Judging by its longer and slimmer limbs, Mesohippus was an agile animal. Mesohippus was slightly larger than Epihippus , about mm 24 in at the shoulder. Its back was less arched, and its face, snout, and neck were somewhat longer. It had significantly larger cerebral hemispheres , and had a small, shallow depression on its skull called a fossa , which in modern horses is quite detailed. The fossa serves as a useful marker for identifying an equine fossil's species.

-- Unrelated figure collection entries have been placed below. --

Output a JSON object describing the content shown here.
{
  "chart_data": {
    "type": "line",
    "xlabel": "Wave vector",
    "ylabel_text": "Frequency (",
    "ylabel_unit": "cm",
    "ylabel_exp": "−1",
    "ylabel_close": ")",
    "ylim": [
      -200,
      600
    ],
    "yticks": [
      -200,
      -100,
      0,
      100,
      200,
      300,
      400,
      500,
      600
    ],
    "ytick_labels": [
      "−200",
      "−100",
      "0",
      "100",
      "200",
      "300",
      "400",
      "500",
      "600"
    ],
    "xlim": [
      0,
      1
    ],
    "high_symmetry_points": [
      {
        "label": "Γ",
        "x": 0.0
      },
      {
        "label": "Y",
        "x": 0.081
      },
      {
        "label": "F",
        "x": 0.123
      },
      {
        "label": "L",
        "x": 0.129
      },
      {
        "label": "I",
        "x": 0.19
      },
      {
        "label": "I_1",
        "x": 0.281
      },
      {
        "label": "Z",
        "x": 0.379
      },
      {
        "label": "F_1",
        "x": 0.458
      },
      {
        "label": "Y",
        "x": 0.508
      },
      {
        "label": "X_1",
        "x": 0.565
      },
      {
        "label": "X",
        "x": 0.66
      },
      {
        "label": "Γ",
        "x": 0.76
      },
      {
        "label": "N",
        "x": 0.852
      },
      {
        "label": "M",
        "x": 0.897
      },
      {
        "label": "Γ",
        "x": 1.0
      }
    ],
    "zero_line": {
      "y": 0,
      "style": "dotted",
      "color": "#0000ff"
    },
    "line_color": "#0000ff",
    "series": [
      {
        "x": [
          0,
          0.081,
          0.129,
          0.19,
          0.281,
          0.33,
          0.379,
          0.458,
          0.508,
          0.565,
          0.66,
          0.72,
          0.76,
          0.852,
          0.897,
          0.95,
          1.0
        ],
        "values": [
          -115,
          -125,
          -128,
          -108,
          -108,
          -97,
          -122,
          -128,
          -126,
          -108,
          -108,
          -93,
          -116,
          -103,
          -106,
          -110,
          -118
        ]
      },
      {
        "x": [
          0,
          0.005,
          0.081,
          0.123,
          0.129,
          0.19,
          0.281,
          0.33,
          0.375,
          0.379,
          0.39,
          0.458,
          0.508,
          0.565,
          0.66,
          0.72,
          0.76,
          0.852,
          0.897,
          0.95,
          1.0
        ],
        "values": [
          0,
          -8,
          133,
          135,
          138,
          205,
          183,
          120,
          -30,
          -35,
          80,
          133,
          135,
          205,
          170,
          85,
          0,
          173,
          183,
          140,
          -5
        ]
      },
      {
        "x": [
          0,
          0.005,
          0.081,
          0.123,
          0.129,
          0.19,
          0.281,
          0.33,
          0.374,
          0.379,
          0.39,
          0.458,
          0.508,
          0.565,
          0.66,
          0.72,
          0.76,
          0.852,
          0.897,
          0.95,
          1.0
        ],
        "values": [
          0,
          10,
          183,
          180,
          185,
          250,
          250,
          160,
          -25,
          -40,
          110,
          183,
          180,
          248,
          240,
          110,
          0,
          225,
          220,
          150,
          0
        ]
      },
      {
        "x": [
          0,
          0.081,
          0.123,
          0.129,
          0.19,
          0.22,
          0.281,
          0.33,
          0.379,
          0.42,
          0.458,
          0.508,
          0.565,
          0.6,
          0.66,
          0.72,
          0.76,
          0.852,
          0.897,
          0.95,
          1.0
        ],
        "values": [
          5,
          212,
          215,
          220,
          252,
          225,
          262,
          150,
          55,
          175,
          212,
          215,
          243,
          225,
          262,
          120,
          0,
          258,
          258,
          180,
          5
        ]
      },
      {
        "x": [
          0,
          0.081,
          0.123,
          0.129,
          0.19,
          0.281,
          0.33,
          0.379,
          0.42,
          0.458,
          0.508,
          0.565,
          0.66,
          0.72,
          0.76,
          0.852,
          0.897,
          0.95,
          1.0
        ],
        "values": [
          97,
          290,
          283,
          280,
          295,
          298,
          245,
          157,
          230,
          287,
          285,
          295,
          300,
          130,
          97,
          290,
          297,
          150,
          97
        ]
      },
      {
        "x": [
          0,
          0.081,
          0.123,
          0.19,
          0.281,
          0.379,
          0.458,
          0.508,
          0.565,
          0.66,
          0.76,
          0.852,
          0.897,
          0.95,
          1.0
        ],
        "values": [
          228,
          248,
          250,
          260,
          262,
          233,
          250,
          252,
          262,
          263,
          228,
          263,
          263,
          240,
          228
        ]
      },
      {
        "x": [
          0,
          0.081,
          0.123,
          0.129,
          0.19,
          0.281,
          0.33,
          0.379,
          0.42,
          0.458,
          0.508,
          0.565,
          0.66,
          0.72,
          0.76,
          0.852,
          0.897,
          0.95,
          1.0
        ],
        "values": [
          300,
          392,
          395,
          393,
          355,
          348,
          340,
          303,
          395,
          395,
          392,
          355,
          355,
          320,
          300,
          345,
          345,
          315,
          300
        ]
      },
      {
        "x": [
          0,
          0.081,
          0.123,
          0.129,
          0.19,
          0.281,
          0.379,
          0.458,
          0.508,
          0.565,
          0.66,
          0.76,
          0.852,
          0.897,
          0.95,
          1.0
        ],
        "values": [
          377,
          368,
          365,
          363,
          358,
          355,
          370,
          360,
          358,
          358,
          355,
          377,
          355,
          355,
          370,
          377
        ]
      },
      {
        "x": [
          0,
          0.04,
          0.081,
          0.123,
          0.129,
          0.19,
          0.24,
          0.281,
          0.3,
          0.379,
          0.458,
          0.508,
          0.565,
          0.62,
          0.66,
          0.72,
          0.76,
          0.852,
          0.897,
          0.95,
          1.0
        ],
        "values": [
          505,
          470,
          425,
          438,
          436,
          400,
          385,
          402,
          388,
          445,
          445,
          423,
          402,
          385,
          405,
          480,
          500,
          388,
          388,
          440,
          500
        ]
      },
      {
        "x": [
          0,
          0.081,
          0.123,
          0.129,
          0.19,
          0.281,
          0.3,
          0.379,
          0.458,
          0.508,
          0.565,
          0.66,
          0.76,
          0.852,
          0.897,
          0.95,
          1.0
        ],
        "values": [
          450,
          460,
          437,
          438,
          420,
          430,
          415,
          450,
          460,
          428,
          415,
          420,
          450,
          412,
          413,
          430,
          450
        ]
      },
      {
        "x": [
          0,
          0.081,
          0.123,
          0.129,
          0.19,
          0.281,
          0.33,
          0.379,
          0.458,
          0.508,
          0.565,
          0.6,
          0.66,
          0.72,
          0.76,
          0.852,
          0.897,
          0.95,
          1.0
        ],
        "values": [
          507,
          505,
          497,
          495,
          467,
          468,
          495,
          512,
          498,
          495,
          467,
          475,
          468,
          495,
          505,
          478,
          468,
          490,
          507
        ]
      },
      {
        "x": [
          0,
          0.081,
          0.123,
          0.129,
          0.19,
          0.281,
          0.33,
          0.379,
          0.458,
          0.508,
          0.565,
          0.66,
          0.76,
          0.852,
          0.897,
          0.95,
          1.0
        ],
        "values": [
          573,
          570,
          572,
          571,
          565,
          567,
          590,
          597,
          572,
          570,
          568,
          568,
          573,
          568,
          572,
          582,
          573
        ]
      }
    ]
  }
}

Mesohippus had six grinding "cheek teeth", with a single premolar in front—a trait all descendant Equidae would retain. Mesohippus also had the sharp tooth crests of Epihippus , improving its ability to grind down tough vegetation. Around 36 million years ago, soon after the development of Mesohippus , Miohippus "lesser horse" emerged, the earliest species being Miohippus assiniboiensis. As with Mesohippus , the appearance of Miohippus was relatively abrupt, though a few transitional fossils linking the two genera have been found.

Mesohippus was once believed to have anagenetically evolved into Miohippus by a gradual series of progressions, but new evidence has shown its evolution was cladogenetic : a Miohippus population split off from the main genus Mesohippus , coexisted with Mesohippus for around four million years, and then over time came to replace Mesohippus. Miohippus was significantly larger than its predecessors, and its ankle joints had subtly changed.

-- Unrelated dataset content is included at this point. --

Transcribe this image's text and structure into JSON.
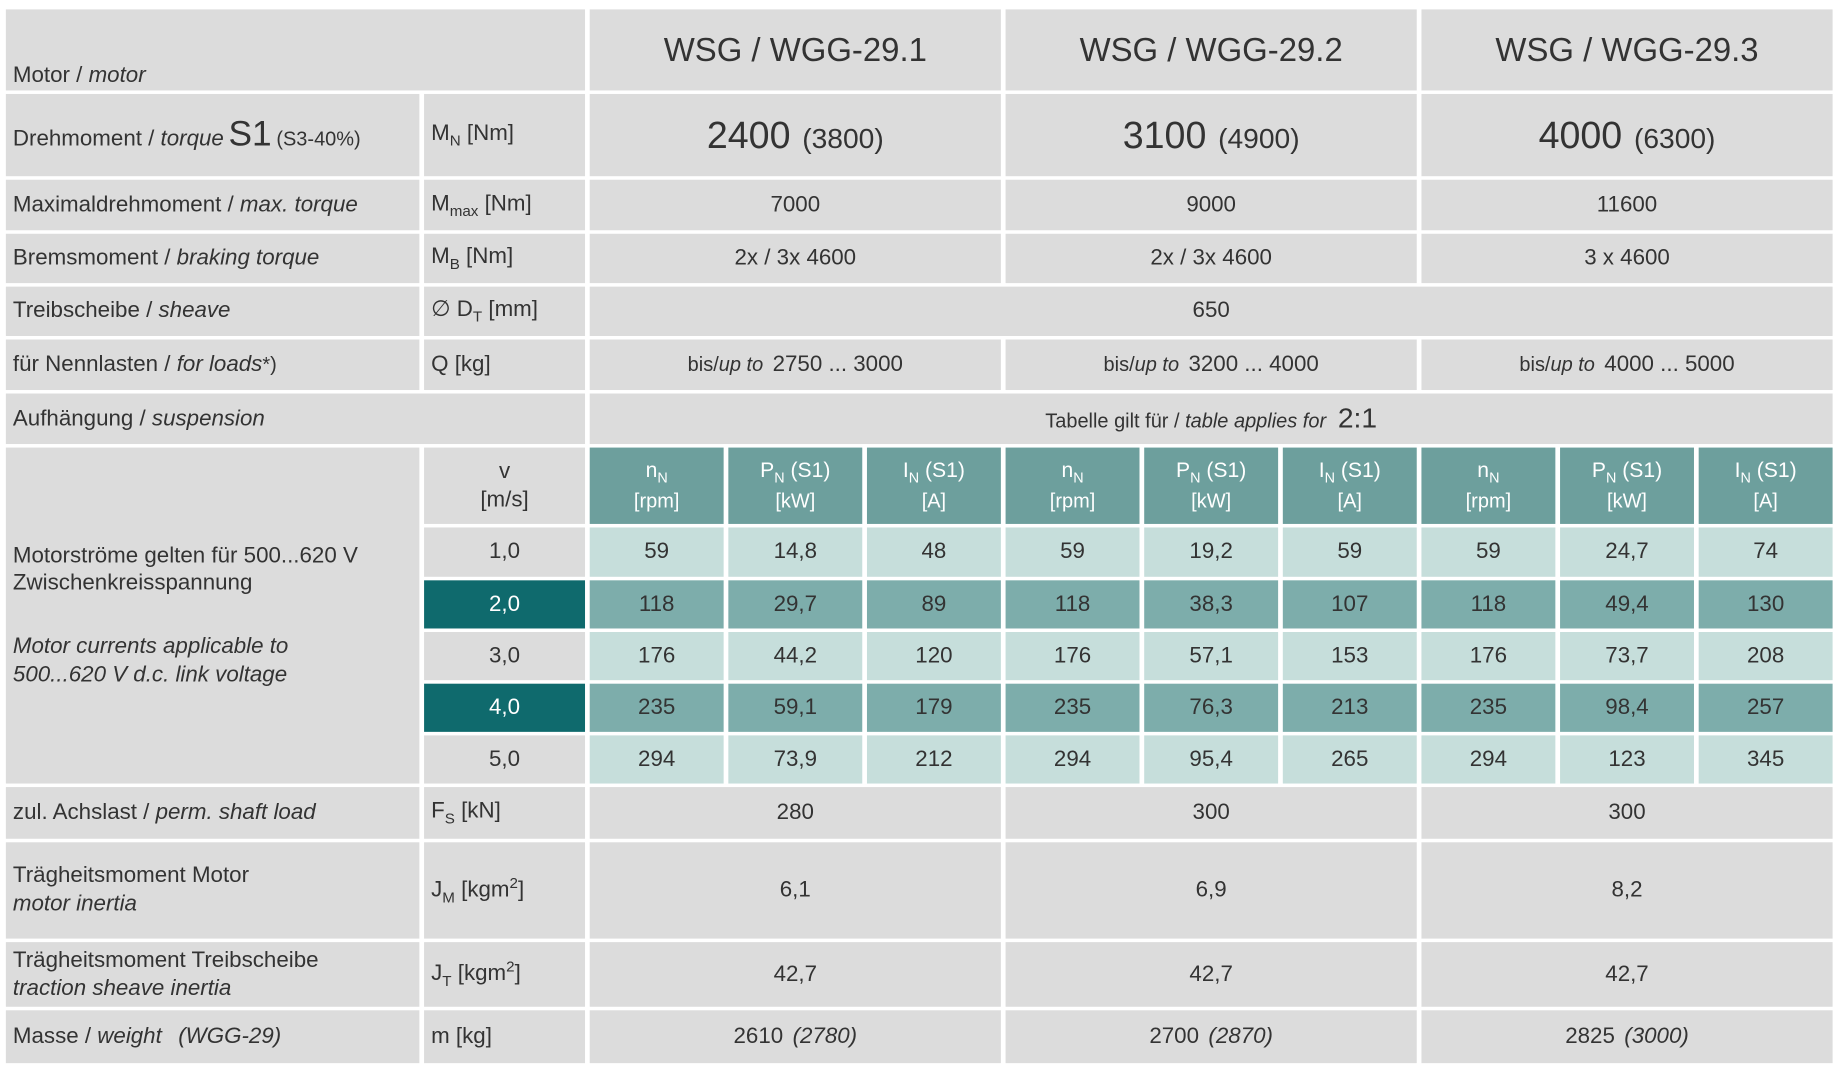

Its facial fossa was larger and deeper, and it also began to show a variable extra crest in its upper cheek teeth, a trait that became a characteristic feature of equine teeth. Miohippus ushered in a major new period of diversification in Equidae. The forest-suited form was Kalobatippus or Miohippus intermedius , depending on whether it was a new genus or species , whose second and fourth front toes were long, well-suited to travel on the soft forest floors. Kalobatippus probably gave rise to Anchitherium , which travelled to Asia via the Bering Strait land bridge , and from there to Europe. The Miohippus population that remained on the steppes is believed to be ancestral to Parahippus , a North American animal about the size of a small pony , with a prolonged skull and a facial structure resembling the horses of today.

Its third toe was stronger and larger, and carried the main weight of the body. Its four premolars resembled the molar teeth; the first were small and almost nonexistent. In the middle of the Miocene epoch, the grazer Merychippus flourished.